It appears Nigeria may never be free from stories of theft and official corruption.

The excess money from crude oil sales which Nigeria saves for the rainy day is among the most mismanaged funds in the world.

This is according to a report by the Natural Resource Governance Institute (NRGI) released on Wednesday.

The $2.4 billion account was ranked alongside the Qatar Investment Authority as the worst in terms of oversight and transparency in NRGI's index of resource management.

NRGI rated 11 sovereign wealth funds, managing at least $1.5 trillion in total, as "failing".

According to the report, "The government discloses almost none of the rules or practices governing deposits, withdrawals or investments of the Excess Crude Account."

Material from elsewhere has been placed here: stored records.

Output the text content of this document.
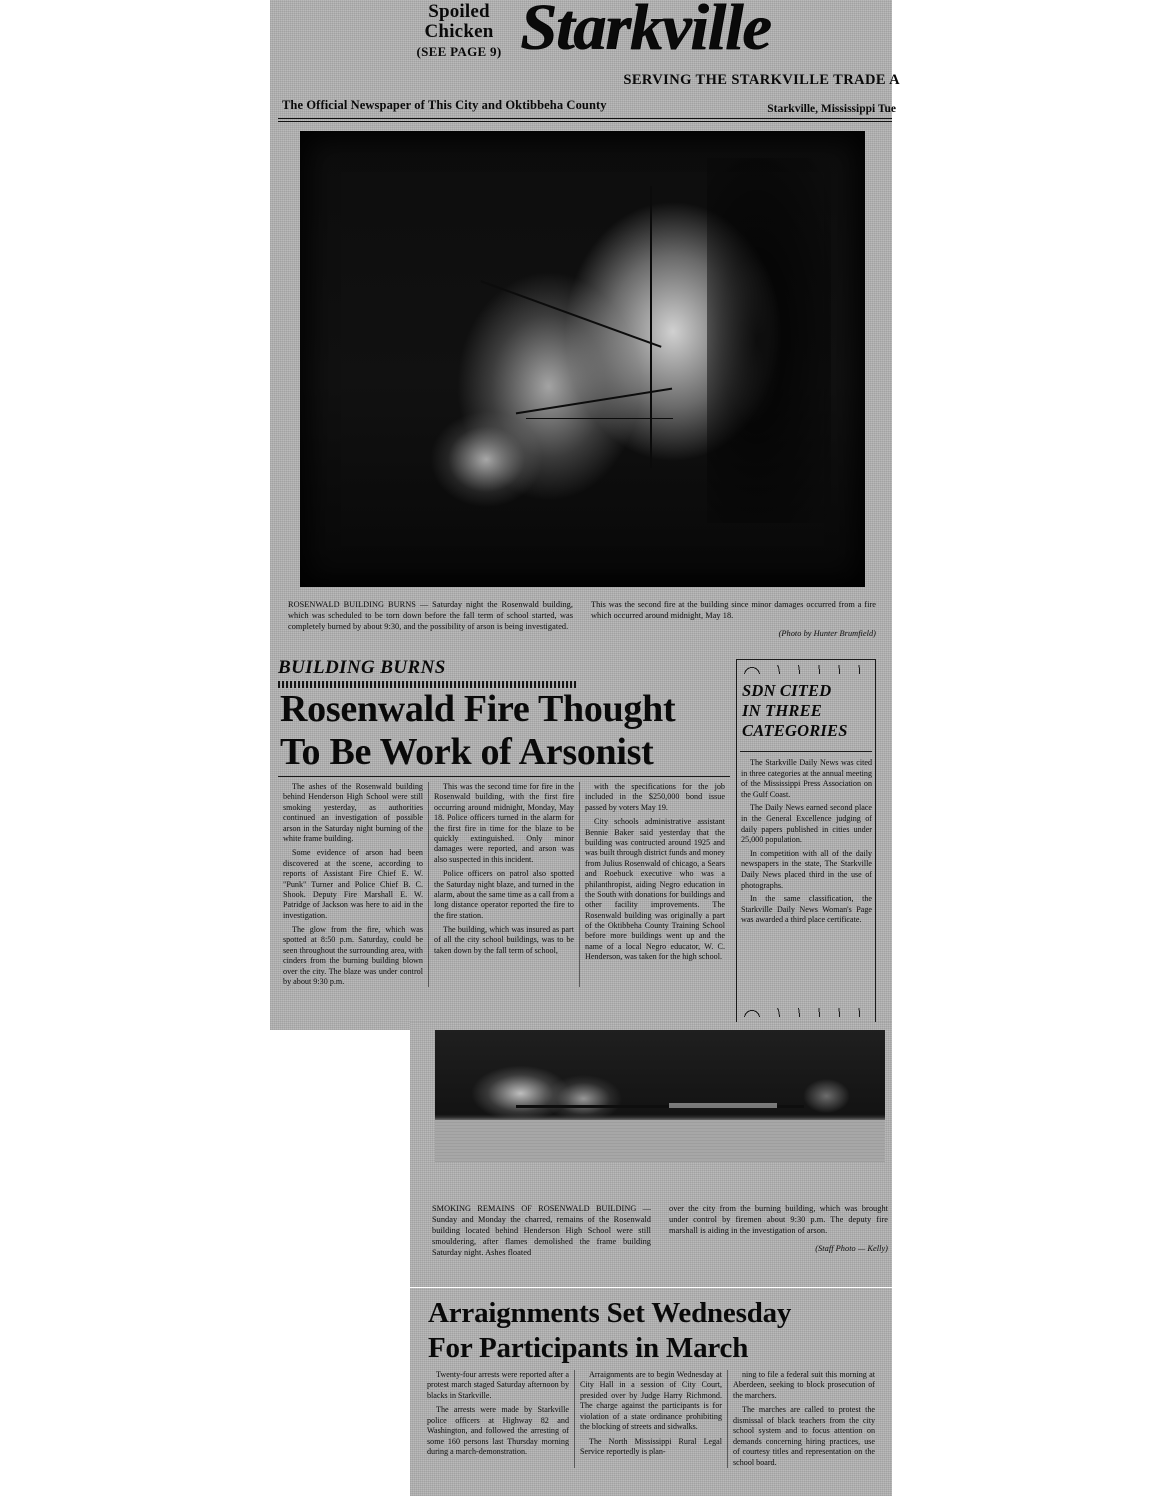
Spoiled
Chicken
(SEE PAGE 9) Starkville
SERVING THE STARKVILLE TRADE A
The Official Newspaper of This City and Oktibbeha County	Starkville, Mississippi Tue
ROSENWALD BUILDING BURNS — Saturday night the Rosenwald building, which was scheduled to be torn down before the fall term of school started, was completely burned by about 9:30, and the possibility of arson is being investigated.
This was the second fire at the building since minor damages occurred from a fire which occurred around midnight, May 18.
(Photo by Hunter Brumfield)
BUILDING BURNS
Rosenwald Fire Thought
To Be Work of Arsonist

The ashes of the Rosenwald building behind Henderson High School were still smoking yesterday, as authorities continued an investigation of possible arson in the Saturday night burning of the white frame building.

Some evidence of arson had been discovered at the scene, according to reports of Assistant Fire Chief E. W. "Punk" Turner and Police Chief B. C. Shook. Deputy Fire Marshall E. W. Patridge of Jackson was here to aid in the investigation.

The glow from the fire, which was spotted at 8:50 p.m. Saturday, could be seen throughout the surrounding area, with cinders from the burning building blown over the city. The blaze was under control by about 9:30 p.m.

This was the second time for fire in the Rosenwald building, with the first fire occurring around midnight, Monday, May 18. Police officers turned in the alarm for the first fire in time for the blaze to be quickly extinguished. Only minor damages were reported, and arson was also suspected in this incident.

Police officers on patrol also spotted the Saturday night blaze, and turned in the alarm, about the same time as a call from a long distance operator reported the fire to the fire station.

The building, which was insured as part of all the city school buildings, was to be taken down by the fall term of school,

with the specifications for the job included in the $250,000 bond issue passed by voters May 19.

City schools administrative assistant Bennie Baker said yesterday that the building was contructed around 1925 and was built through district funds and money from Julius Rosenwald of chicago, a Sears and Roebuck executive who was a philanthropist, aiding Negro education in the South with donations for buildings and other facility improvements. The Rosenwald building was originally a part of the Oktibbeha County Training School before more buildings went up and the name of a local Negro educator, W. C. Henderson, was taken for the high school.

SDN CITED
IN THREE
CATEGORIES

The Starkville Daily News was cited in three categories at the annual meeting of the Mississippi Press Association on the Gulf Coast.

The Daily News earned second place in the General Excellence judging of daily papers published in cities under 25,000 population.

In competition with all of the daily newspapers in the state, The Starkville Daily News placed third in the use of photographs.

In the same classification, the Starkville Daily News Woman's Page was awarded a third place certificate.

SMOKING REMAINS OF ROSENWALD BUILDING — Sunday and Monday the charred, remains of the Rosenwald building located behind Henderson High School were still smouldering, after flames demolished the frame building Saturday night. Ashes floated
over the city from the burning building, which was brought under control by firemen about 9:30 p.m. The deputy fire marshall is aiding in the investigation of arson.
(Staff Photo — Kelly)
Arraignments Set Wednesday
For Participants in March

Twenty-four arrests were reported after a protest march staged Saturday afternoon by blacks in Starkville.

The arrests were made by Starkville police officers at Highway 82 and Washington, and followed the arresting of some 160 persons last Thursday morning during a march-demonstration.

Arraignments are to begin Wednesday at City Hall in a session of City Court, presided over by Judge Harry Richmond. The charge against the participants is for violation of a state ordinance prohibiting the blocking of streets and sidwalks.

The North Mississippi Rural Legal Service reportedly is plan-

ning to file a federal suit this morning at Aberdeen, seeking to block prosecution of the marchers.

The marches are called to protest the dismissal of black teachers from the city school system and to focus attention on demands concerning hiring practices, use of courtesy titles and representation on the school board.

The report added that the account, along with the other worst performers, is "so opaque that there is no way to know how much may be lost to mismanagement."

Nigeria's finance ministry did not immediately return a request for comment. However, the Minister of finance, Kemi Adeosun has begun an internal sanitation of kept records while introducing new codes of conduct.

Money from the excess crude is occasionally used by the government to cover budget shortfalls.

In such cases, the money is shared between the federal, state and local governments.

Nigeria also runs the Nigeria Sovereign Investment Authority, with about $1.25 billion under management, but NRGI said it had ranked the ECA due to its larger balance sheet.